Most patients with splenic infarction have acute pain and tenderness in the left upper quadrant; fever, nausea, splenomegaly, and leukocytosis also frequently occur.  The diagnosis is typically made with abdominal CT scan.

(Choice B)  Factor V Leiden mutation makes factor V insensitive to the anticoagulant activity of activated protein C.  This can lead to venous thromboembolism, often in unusual locations (eg, cerebral vein); however, there is minimal association between factor V Leiden and arterial thrombosis.  In addition, chronic joint pains, significant thrombocytopenia, and cardiac murmur are not common with Factor V Leiden mutation.

(Choice C)  Sickle cell disease (SCD) is diagnosed with hemoglobin electrophoresis.  Although sickle cell crises can be associated with vasoocclusion and subsequent tissue infarction, this patient's normal hemoglobin makes SCD unlikely.  In addition, SCD would not explain the presence of a mitral regurgitation murmur.

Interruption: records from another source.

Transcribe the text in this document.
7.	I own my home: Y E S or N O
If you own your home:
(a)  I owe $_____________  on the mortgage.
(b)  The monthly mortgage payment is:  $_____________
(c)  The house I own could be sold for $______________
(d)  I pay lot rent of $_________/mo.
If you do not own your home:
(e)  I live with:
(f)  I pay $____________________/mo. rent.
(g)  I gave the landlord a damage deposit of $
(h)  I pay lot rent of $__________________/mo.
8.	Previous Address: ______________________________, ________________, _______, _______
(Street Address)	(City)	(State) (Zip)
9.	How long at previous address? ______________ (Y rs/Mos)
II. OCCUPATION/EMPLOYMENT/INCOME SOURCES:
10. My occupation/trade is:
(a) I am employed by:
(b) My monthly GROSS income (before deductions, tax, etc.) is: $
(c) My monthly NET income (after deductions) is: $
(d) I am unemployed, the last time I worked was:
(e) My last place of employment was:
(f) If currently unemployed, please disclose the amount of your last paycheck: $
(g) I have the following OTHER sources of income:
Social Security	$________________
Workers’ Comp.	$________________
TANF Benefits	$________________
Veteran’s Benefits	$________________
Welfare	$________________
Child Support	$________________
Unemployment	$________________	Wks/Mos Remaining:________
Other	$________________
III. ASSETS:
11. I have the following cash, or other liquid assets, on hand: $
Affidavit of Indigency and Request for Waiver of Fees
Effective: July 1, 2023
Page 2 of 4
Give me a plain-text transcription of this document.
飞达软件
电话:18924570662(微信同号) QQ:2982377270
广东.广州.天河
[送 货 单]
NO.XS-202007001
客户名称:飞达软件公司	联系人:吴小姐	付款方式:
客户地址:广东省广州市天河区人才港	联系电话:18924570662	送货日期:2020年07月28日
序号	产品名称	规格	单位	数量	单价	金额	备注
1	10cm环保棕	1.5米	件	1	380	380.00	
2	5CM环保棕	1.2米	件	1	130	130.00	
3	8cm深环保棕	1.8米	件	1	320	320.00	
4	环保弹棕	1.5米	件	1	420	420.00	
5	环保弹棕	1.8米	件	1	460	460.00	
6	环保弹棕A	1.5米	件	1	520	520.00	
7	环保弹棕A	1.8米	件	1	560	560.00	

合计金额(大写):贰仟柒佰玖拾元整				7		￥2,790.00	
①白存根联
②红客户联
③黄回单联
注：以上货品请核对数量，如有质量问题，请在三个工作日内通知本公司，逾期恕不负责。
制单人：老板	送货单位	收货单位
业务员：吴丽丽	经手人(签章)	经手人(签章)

(Choice D)  Infectious mononucleosis is diagnosed using the Monospot test.  Although this infection often causes significant splenomegaly, infarction is less common.  Furthermore, almost all patients have pharyngitis, generalized lymphadenopathy, and other systemic symptoms; cardiac murmur is atypical.

(Choice E)  Parvovirus can cause acute arthralgia (not chronic) in adults but is not linked to splenic infarction or cardiac murmur.  Because the virus destroys erythrocyte progenitor cells, transient anemia can occur; thrombocytopenia is less common.

Educational objective:
Splenic infarction usually presents with acute pain and tenderness in the left upper quadrant.  Most cases arise in those with hypercoagulable states (eg, systemic lupus erythematosus, malignancy), embolic disease, or hemoglobinopathy.